Federal policies about education on disabilities have also created obstacles for disabled students.
Many students pursuing the Disability Studies program face uncertainty due to funding cuts to the Department of Special Education, according to Professor Libbie Rifkin, the associate director of the Disability Studies Program.
“I would like to see us hold strong and continue to convince students of the value of a disability studies degree, because 20% to 25% of the population is disabled and we need people who can help advance their lives,” Rifkin said.

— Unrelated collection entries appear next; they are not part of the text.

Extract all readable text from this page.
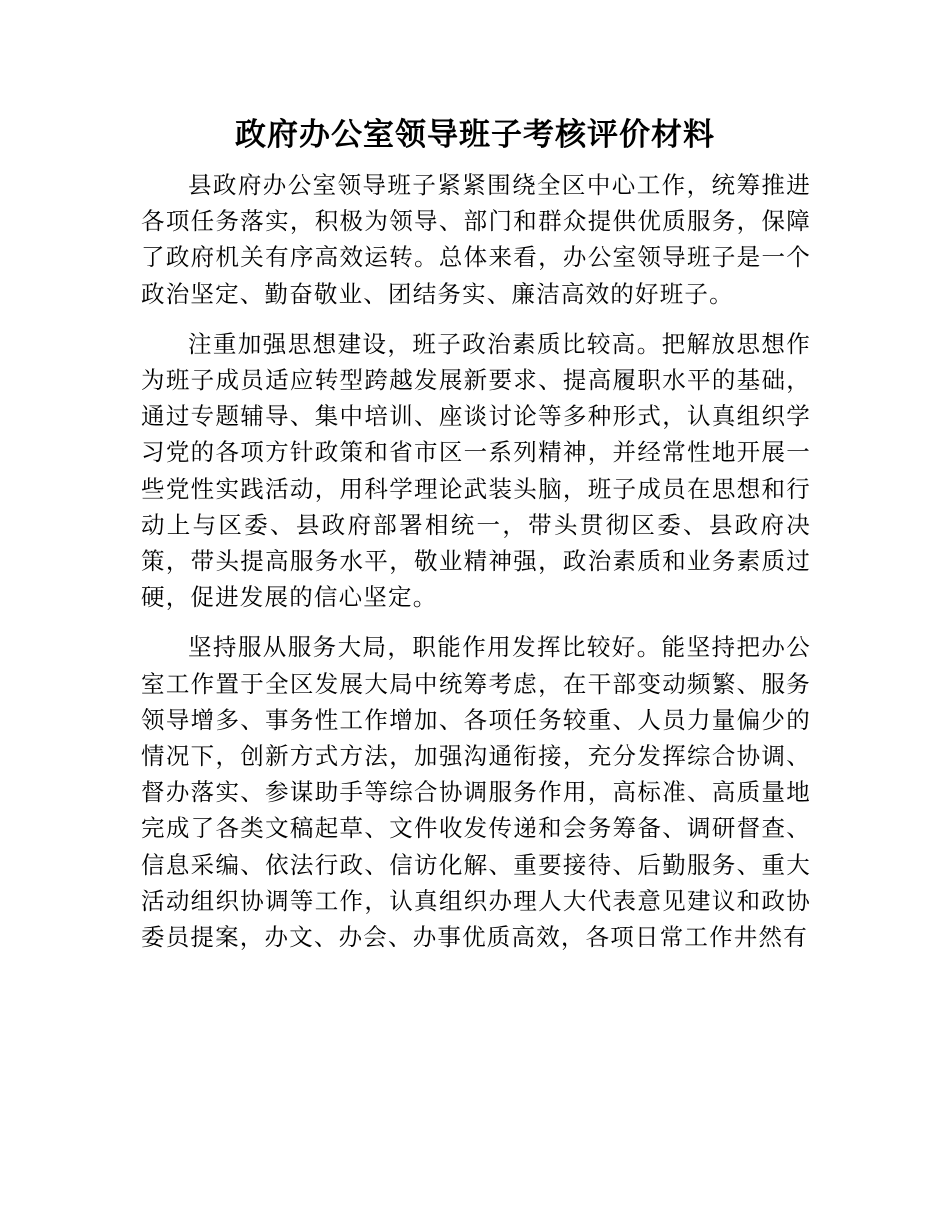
政府办公室领导班子考核评价材料

县政府办公室领导班子紧紧围绕全区中心工作，统筹推进各项任务落实，积极为领导、部门和群众提供优质服务，保障了政府机关有序高效运转。总体来看，办公室领导班子是一个政治坚定、勤奋敬业、团结务实、廉洁高效的好班子。

注重加强思想建设，班子政治素质比较高。把解放思想作为班子成员适应转型跨越发展新要求、提高履职水平的基础，通过专题辅导、集中培训、座谈讨论等多种形式，认真组织学习党的各项方针政策和省市区一系列精神，并经常性地开展一些党性实践活动，用科学理论武装头脑，班子成员在思想和行动上与区委、县政府部署相统一，带头贯彻区委、县政府决策，带头提高服务水平，敬业精神强，政治素质和业务素质过硬，促进发展的信心坚定。

坚持服从服务大局，职能作用发挥比较好。能坚持把办公室工作置于全区发展大局中统筹考虑，在干部变动频繁、服务领导增多、事务性工作增加、各项任务较重、人员力量偏少的情况下，创新方式方法，加强沟通衔接，充分发挥综合协调、督办落实、参谋助手等综合协调服务作用，高标准、高质量地完成了各类文稿起草、文件收发传递和会务筹备、调研督查、信息采编、依法行政、信访化解、重要接待、后勤服务、重大活动组织协调等工作，认真组织办理人大代表意见建议和政协委员提案，办文、办会、办事优质高效，各项日常工作井然有
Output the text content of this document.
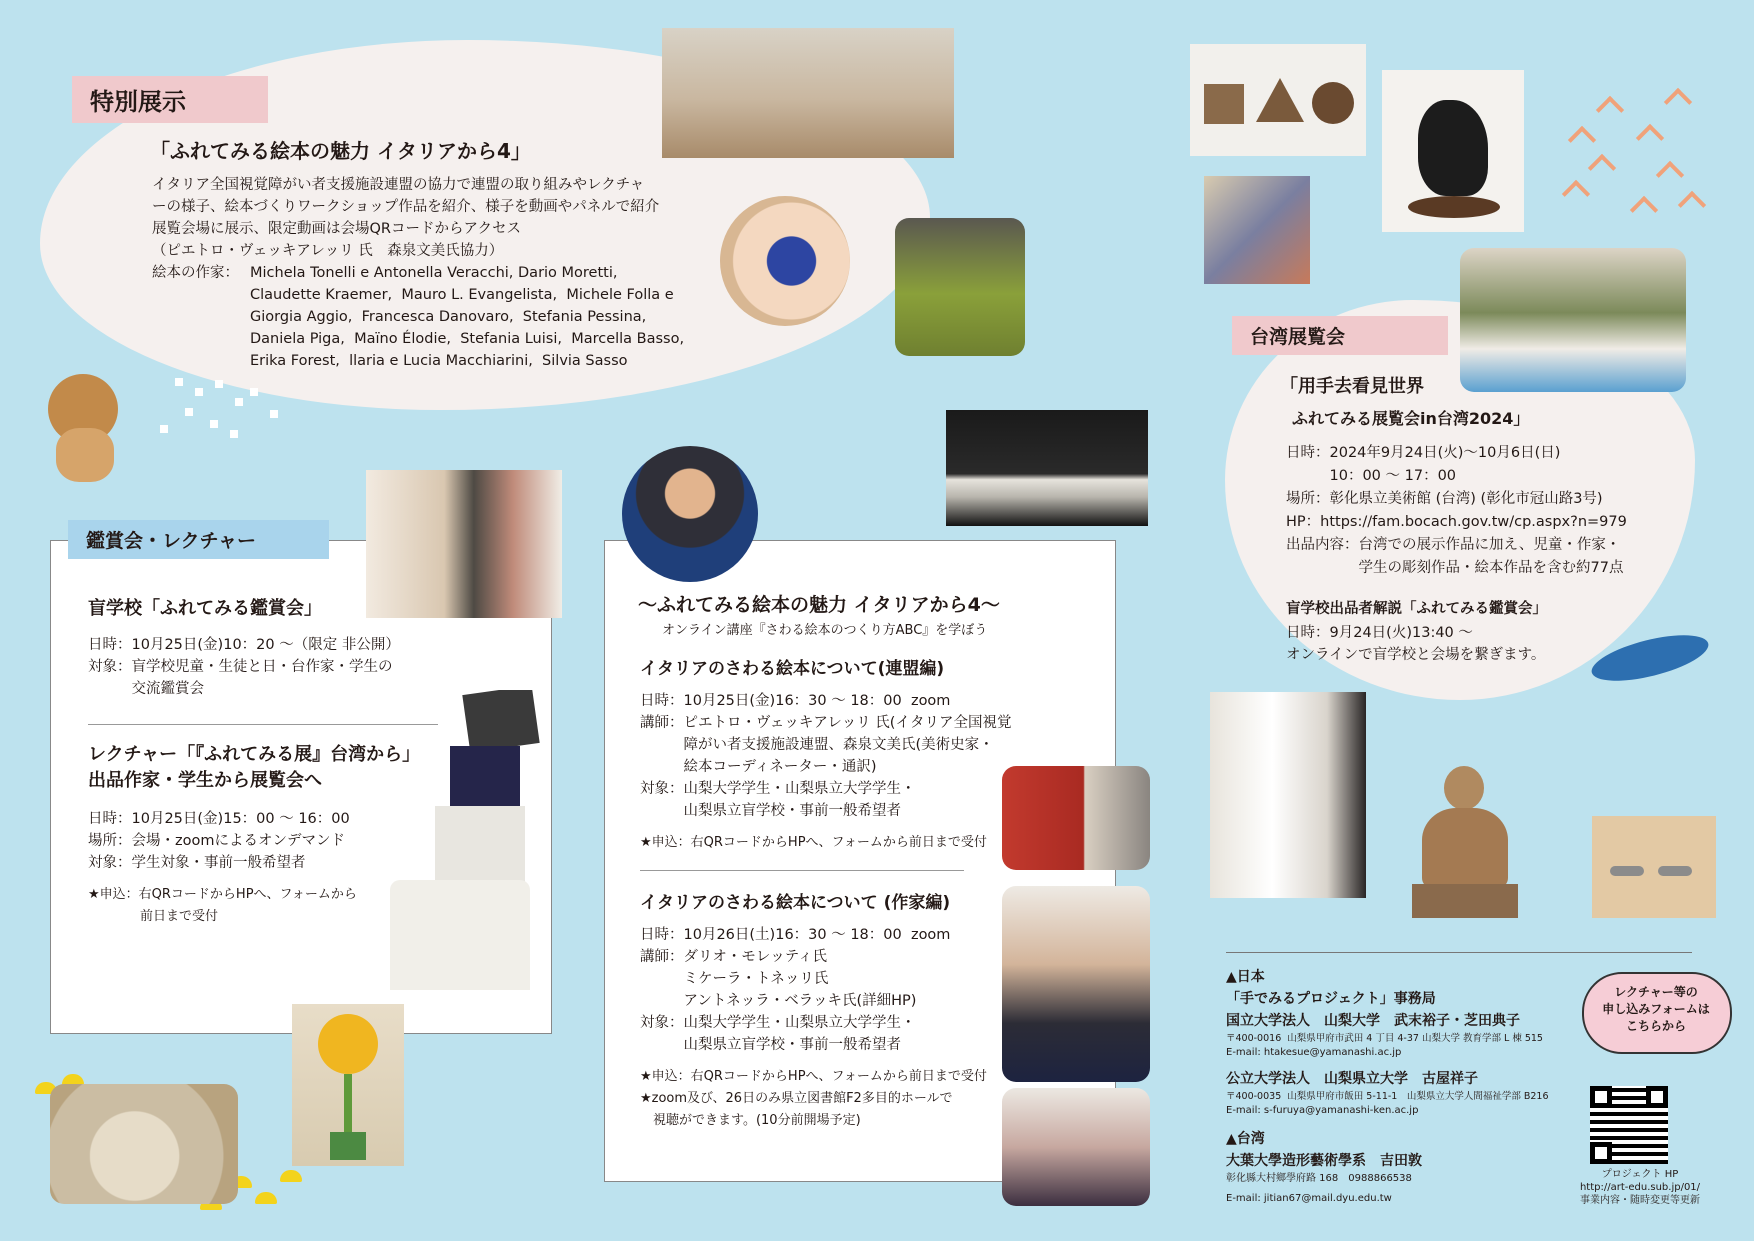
特別展示
「ふれてみる絵本の魅力 イタリアから4」
イタリア全国視覚障がい者支援施設連盟の協力で連盟の取り組みやレクチャ
ーの様子、絵本づくりワークショップ作品を紹介、様子を動画やパネルで紹介
展覧会場に展示、限定動画は会場QRコードからアクセス
（ピエトロ・ヴェッキアレッリ 氏　森泉文美氏協力）
絵本の作家： Michela Tonelli e Antonella Veracchi, Dario Moretti,
Claudette Kraemer,  Mauro L. Evangelista,  Michele Folla e
Giorgia Aggio,  Francesca Danovaro,  Stefania Pessina,
Daniela Piga,  Maïno Élodie,  Stefania Luisi,  Marcella Basso,
Erika Forest,  llaria e Lucia Macchiarini,  Silvia Sasso
鑑賞会・レクチャー
盲学校「ふれてみる鑑賞会」
日時：10月25日(金)10：20 ～（限定 非公開）
対象：盲学校児童・生徒と日・台作家・学生の
　　　交流鑑賞会
レクチャー「『ふれてみる展』台湾から」
出品作家・学生から展覧会へ
日時：10月25日(金)15：00 ～ 16：00
場所：会場・zoomによるオンデマンド
対象：学生対象・事前一般希望者
★申込：右QRコードからHPへ、フォームから
　　　　前日まで受付
～ふれてみる絵本の魅力 イタリアから4～
オンライン講座『さわる絵本のつくり方ABC』を学ぼう
イタリアのさわる絵本について(連盟編)
日時：10月25日(金)16：30 ～ 18：00  zoom
講師：ピエトロ・ヴェッキアレッリ 氏(イタリア全国視覚
　　　障がい者支援施設連盟、森泉文美氏(美術史家・
　　　絵本コーディネーター・通訳)
対象：山梨大学学生・山梨県立大学学生・
　　　山梨県立盲学校・事前一般希望者
★申込：右QRコードからHPへ、フォームから前日まで受付
イタリアのさわる絵本について (作家編)
日時：10月26日(土)16：30 ～ 18：00  zoom
講師：ダリオ・モレッティ氏
　　　ミケーラ・トネッリ氏
　　　アントネッラ・ベラッキ氏(詳細HP)
対象：山梨大学学生・山梨県立大学学生・
　　　山梨県立盲学校・事前一般希望者
★申込：右QRコードからHPへ、フォームから前日まで受付
★zoom及び、26日のみ県立図書館F2多目的ホールで
　視聴ができます。(10分前開場予定)
台湾展覧会
「用手去看見世界
ふれてみる展覧会in台湾2024」
日時：2024年9月24日(火)～10月6日(日)
　　　10：00 ～ 17：00
場所：彰化県立美術館 (台湾) (彰化市冠山路3号)
HP：https://fam.bocach.gov.tw/cp.aspx?n=979
出品内容：台湾での展示作品に加え、児童・作家・
　　　　　学生の彫刻作品・絵本作品を含む約77点
盲学校出品者解説「ふれてみる鑑賞会」
日時：9月24日(火)13:40 ～
オンラインで盲学校と会場を繋ぎます。
▲日本
「手でみるプロジェクト」事務局
国立大学法人　山梨大学　武末裕子・芝田典子
〒400-0016  山梨県甲府市武田 4 丁目 4-37 山梨大学 教育学部 L 棟 515
E-mail: htakesue@yamanashi.ac.jp
公立大学法人　山梨県立大学　古屋祥子
〒400-0035  山梨県甲府市飯田 5-11-1　山梨県立大学人間福祉学部 B216
E-mail: s-furuya@yamanashi-ken.ac.jp
▲台湾
大葉大學造形藝術學系　吉田敦
彰化縣大村鄉學府路 168　0988866538
E-mail: jitian67@mail.dyu.edu.tw
レクチャー等の
申し込みフォームは
こちらから
プロジェクト HP
http://art-edu.sub.jp/01/
事業内容・随時変更等更新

Despite changes to federal regulations and difficulties facing the community, the DCC centered this month on uplifting hope through the arts.
As a way to share the Georgetown disability culture with the wider D.C. community, the DCC curated an exhibition titled “Not Without Us: A Celebration of Disabled Joy” at the Martin Luther King Jr. Memorial Library which features student animation, a wood carving, paintings, stamp art, and a tapestry. In the exhibition, students share stories of grief, hardship and hope. This exhibition was open from the beginning of October to the end of November.
“Art is transformative and has a way of allowing us to connect with a chapter in someone’s story that might be different from our own,” Kenny said. “Art can be vulnerable to share, but it is often in that sacred space where we develop connection.”